BÖLÜM 6
Bülent toplantı bitip kapının önüne
çıktığında Uğur’u karşısında, kendisini beklerken buldu. Yüzünde yaramaz bir
çocuğun gülümsemesiyle çıkanlar arasında Bülent’i aradı, bulur bulmaz da yanına
yanaştı. Burcu ile yan yana yürüyen arkadaşının yanına seğirtti ve sesindeki
heyecanı gizlemeye dahi gerek kalmadan konuşmaya başladı:
“Koş hadi koş, ortalık karıştı!”
Bir şeylerin ters gitmediği, sadece
seyirlik bir durum olduğunu Burcu da Bülent de anladı.
“Ne oluyor yahu?” dedi Bülent. “Ne bu
heyecan? Daha iki saat önce suratın beş karış, Burcuya mektup yazıyordun!” Ne
yaptığını anlayıp yanında şaşkın gözlerle bakan Burcu’ya açıklama yapma
ihtiyacı duydu:
“Sana değil, başka bir Burcu.”
“Hepimizin bir Burcu’su var,” diyerek
göz kırptı Uğur, “ama şimdi bundan bahsetmeyelim. Alev ortalığı karıştırdı,
senin ‘görevli’ gitmene takmış kafayı. Hakan abinin kafasına göre iş yaptığını
söyleyip sabah sen gitmeden önce 51 imza toplamaya çalışıyor."
Bülent sırıttı hiç düşünmeden. Hakan
ile Alev’in kapışması fikri hoşuna gitmişti.
“Gülüyorsun ama,” dedi Burcu, “bence
haklı. Bu bakkala, pazara adam göndermek gibi rutin bir şey değil ki! Neticede
ilk büyükelçimiz olacaksın ve sen bile bunu birkaç saat önce öğrendin!"
“Haklı olabilirsin,” dedi Bülent, “ama
yine de çok eğlenceli bir şey bu. Ne bileyim, bence öyle."
Uğur da gülmeye başlamıştı açıkça.
Komplo teorisi toplantısından çıkanlar dağılmamış, etraflarına toplanmışlardı.

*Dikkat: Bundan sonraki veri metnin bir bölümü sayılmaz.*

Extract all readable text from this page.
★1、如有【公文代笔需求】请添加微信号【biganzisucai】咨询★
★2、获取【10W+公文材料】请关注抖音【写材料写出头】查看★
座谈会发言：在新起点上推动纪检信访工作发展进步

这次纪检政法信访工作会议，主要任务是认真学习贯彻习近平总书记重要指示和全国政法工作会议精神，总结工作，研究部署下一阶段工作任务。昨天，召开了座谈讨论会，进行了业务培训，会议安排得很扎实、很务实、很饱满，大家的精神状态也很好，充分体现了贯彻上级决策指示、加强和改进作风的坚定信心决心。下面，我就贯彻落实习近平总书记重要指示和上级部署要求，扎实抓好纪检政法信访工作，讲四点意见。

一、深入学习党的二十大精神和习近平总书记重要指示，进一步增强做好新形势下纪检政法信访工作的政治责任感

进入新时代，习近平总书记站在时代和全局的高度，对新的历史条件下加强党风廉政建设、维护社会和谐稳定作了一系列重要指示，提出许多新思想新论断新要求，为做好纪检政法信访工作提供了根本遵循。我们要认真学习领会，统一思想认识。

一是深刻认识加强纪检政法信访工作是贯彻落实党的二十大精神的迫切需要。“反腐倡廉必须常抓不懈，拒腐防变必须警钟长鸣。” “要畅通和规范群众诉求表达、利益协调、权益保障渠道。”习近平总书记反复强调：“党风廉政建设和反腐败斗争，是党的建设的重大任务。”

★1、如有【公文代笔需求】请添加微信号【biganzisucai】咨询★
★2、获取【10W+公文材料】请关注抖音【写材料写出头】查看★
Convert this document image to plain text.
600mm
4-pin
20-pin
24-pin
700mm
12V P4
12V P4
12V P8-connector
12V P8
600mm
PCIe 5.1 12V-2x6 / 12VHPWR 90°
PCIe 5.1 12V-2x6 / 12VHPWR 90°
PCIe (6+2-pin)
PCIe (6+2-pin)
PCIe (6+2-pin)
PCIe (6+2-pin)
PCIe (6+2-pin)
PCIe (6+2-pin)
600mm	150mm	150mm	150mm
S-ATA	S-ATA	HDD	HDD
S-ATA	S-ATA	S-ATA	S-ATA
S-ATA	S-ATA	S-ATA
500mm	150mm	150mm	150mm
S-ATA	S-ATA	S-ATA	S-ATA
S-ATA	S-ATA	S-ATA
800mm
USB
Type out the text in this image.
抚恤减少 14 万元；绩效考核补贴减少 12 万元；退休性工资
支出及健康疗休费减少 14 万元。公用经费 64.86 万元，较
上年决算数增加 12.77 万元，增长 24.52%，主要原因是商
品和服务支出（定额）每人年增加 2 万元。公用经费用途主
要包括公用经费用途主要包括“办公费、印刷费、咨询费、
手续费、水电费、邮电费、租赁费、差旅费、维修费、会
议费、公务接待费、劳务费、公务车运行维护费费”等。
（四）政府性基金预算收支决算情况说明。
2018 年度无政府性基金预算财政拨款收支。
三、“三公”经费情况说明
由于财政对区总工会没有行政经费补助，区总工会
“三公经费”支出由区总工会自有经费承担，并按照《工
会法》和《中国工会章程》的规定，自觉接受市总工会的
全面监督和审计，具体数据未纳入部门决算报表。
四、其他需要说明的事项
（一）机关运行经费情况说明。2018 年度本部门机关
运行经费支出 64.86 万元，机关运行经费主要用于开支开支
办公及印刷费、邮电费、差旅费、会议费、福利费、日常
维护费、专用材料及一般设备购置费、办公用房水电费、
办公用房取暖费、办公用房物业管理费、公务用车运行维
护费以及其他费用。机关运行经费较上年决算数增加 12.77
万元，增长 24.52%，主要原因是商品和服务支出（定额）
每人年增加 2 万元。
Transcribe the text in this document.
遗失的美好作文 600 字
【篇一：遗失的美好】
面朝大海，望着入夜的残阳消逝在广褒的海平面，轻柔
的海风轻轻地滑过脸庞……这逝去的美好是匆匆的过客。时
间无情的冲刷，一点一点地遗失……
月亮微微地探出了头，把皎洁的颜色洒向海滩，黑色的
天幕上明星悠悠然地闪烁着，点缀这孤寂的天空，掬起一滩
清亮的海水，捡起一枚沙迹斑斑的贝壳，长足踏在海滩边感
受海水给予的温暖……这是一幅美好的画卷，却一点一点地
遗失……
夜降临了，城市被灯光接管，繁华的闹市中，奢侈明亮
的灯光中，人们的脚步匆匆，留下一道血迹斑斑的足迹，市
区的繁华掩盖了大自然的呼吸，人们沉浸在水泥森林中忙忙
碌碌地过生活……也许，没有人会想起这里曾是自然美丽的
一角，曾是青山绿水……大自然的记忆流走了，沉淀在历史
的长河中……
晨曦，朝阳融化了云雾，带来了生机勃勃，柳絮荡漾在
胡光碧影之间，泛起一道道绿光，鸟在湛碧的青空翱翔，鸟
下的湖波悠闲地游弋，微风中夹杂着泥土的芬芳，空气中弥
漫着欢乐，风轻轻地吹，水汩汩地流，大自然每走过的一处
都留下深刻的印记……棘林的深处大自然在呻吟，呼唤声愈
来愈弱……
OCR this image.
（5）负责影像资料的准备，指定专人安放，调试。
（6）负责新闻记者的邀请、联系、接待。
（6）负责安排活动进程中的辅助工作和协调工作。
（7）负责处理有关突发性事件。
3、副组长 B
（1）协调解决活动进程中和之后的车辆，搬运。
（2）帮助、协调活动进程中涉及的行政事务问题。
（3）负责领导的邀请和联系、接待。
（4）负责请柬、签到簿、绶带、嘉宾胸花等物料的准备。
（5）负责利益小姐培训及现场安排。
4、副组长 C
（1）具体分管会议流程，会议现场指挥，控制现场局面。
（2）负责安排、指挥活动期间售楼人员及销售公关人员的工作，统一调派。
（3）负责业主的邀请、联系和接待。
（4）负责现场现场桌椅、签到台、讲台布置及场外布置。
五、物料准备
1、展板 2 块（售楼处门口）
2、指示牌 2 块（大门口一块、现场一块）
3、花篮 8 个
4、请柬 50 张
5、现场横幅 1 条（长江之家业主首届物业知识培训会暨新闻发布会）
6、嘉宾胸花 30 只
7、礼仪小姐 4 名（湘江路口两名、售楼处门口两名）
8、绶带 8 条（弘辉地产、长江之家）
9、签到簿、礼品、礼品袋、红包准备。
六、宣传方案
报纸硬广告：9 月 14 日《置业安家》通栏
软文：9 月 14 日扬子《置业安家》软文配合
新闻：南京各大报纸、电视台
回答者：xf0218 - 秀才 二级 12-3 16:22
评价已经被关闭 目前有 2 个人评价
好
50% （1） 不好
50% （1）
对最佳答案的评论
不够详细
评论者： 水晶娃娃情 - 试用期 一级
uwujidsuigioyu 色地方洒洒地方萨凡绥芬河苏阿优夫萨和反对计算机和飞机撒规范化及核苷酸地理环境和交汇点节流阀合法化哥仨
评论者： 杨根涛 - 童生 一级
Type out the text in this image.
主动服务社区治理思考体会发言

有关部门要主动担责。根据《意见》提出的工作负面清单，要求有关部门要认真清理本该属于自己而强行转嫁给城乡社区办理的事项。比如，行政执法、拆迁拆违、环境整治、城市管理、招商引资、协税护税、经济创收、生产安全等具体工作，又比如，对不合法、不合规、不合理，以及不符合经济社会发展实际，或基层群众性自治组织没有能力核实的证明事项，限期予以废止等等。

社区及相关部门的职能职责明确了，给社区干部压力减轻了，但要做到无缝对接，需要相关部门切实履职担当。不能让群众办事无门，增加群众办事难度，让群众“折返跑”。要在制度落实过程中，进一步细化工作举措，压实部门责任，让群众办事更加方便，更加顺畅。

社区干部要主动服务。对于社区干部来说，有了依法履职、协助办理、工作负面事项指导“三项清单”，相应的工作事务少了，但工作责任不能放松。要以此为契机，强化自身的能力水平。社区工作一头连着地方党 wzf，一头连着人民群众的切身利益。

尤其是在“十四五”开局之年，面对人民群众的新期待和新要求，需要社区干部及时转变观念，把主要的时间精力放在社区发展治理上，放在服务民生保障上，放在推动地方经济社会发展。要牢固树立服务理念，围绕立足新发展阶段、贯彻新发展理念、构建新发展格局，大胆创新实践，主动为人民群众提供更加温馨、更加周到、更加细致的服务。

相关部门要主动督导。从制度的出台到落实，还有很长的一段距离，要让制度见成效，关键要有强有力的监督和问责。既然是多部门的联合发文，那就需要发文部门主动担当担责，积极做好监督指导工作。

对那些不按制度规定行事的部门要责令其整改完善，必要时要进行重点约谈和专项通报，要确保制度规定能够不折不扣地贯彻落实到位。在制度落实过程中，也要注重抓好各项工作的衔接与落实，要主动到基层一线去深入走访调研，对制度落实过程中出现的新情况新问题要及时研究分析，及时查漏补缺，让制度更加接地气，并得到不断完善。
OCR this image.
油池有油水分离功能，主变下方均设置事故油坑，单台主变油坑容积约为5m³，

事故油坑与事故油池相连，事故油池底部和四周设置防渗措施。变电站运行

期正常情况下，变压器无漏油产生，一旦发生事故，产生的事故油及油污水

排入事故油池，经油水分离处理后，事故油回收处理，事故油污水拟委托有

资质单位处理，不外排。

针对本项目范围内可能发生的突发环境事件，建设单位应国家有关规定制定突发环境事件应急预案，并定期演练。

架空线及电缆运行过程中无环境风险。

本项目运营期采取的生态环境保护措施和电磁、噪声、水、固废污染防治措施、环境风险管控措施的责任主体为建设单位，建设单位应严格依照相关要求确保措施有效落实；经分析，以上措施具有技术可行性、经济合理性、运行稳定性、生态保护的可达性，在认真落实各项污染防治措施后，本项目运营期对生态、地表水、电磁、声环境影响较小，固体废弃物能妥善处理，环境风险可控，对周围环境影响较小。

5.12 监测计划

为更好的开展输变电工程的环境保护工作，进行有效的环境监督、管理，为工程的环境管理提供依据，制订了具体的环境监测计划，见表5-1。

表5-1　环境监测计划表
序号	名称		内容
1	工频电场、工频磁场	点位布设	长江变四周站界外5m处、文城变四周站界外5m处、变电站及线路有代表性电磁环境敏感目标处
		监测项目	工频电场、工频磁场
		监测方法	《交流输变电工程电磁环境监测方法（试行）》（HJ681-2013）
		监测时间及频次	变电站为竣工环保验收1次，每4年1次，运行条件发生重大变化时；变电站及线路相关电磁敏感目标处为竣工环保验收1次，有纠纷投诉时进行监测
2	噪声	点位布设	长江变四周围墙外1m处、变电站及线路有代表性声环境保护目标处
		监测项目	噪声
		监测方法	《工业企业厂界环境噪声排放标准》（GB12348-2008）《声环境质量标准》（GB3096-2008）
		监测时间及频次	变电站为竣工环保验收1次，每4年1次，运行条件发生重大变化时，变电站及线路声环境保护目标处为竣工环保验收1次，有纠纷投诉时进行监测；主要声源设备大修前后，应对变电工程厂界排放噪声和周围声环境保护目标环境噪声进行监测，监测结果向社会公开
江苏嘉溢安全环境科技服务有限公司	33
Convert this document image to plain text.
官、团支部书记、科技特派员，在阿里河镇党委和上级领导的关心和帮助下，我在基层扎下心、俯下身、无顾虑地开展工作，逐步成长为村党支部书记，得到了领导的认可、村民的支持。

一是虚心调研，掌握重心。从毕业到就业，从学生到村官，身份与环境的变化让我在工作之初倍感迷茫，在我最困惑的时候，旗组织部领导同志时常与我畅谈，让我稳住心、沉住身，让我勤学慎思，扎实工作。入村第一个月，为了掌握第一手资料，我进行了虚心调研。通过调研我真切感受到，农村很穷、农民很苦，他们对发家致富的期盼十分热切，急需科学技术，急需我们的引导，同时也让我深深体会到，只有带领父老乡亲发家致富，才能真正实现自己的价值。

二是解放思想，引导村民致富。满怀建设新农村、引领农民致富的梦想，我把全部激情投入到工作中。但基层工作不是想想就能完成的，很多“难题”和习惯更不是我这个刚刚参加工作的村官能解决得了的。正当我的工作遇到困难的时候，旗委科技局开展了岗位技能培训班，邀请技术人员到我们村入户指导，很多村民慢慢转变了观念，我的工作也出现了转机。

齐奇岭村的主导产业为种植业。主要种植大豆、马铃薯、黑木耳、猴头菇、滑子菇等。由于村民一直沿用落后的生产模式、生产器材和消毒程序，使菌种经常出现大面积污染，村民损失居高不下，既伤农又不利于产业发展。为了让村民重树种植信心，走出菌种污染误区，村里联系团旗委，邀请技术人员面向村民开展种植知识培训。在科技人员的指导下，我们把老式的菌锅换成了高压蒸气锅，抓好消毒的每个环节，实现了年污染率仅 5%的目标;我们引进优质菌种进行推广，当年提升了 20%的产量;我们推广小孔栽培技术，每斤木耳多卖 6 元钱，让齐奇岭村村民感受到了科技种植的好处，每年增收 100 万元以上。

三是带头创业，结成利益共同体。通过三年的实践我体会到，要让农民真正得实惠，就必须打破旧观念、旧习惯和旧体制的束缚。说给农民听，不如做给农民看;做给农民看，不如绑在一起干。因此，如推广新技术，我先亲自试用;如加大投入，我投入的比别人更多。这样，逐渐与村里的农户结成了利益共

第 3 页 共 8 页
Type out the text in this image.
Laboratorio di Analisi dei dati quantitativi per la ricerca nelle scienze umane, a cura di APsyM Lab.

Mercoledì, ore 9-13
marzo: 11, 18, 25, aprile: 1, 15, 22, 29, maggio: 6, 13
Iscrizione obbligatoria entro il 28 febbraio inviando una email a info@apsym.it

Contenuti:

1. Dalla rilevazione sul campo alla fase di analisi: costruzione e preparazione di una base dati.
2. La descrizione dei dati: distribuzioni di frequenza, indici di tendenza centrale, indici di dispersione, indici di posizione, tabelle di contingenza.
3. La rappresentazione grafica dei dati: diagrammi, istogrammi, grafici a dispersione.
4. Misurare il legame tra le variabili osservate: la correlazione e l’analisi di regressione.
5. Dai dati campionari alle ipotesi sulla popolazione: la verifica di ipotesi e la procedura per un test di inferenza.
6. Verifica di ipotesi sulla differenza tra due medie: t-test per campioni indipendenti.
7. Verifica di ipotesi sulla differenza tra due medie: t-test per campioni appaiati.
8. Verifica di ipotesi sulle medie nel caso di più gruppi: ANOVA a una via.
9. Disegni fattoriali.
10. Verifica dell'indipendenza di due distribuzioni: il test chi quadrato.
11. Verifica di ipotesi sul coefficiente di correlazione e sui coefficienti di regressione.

Gürol elleri belinde, sinirlenmeye hazır bir ifadeyle seyrediyordu gülümseyen
ikiliyi, Ümit ile Didem ise yan yana ve gülümseyerek takip ediyordu olup
biteni. Onların gülümsemelerinin nedeni elbette birbirlerine değen ve kimsenin
görmediğini sandıkları elleriydi.
“Gidip bakalım hadi,” dedi Uğur neden
sonra. “Kaçırıyoruz!”
Herkes doğrudan yemekhane tarafına
yöneldiğinde Uğur bileğine sarılan bir el hissetti. Burcu onu bileğinden tutup
yavaşlatıyordu.
“Sen niye öyle dedin?”
“Ne dedim?”
“Herkesin bir Burcu’su vardır ne
demek?”
“Off, uzun hikâye” dedi Uğur. Ancak
yürümeye çalıştığında Burcu’nun tamamen durduğunu ve onu da durdurduğunu fark
etti. “Benim âşık olduğum bir kız vardı, adı Burcuydu. Yıllardan sonra bugün
bir mektubu geldi. Ondan bahsediyorduk."
“Ondan bahsediyordun demek. O
kırptığın gözünü oyarım senin bir daha yaparsan!” sesi gayet ciddi geliyordu
Burcu’nun. Gerçekten sinirlenmişti.
“Özür dilerim,” dedi Uğur gerçek bir
pişmanlıkla, “seni değil Bülent’i kızdırmak içindi. Hadi gidelim lütfen.”
“Bülent benden mi hoşlanıyor?” Burcu
kesinlikle konuyu kapatmak niyetinde değildi.
Uğur en azından yürüyerek konuşmak
için diğer eliyle Burcu’nun bileğini tutup nazikçe çekti. Annesini çekmeye
çalışan bir çocuğa benziyordu. Burcu ise kımıldamıyordu.
“Bunu bilmiyorum,” diye itiraf etti
Uğur. “Ama onun grubuna Bülent’ten hoşlandığın için geldiğini söyledim bir
defasında, çok sinirlendi. Şakaydı sadece. Ama damarını bulmuşken basmadan
edemiyorum. Gerçekten üzgünüm.”
Burcu sinirli gibi değildi:
“Çocuksunuz siz.” Burcu hala aynı
yerde duruyordu, ne yapacağını bilemez gibi görünüyordu.
“Sen gerçekten ondan hoşlanıyorsun. Eyvah!”
diye feryat etti Uğur. “Dalga da geçemeyeceğim artık!"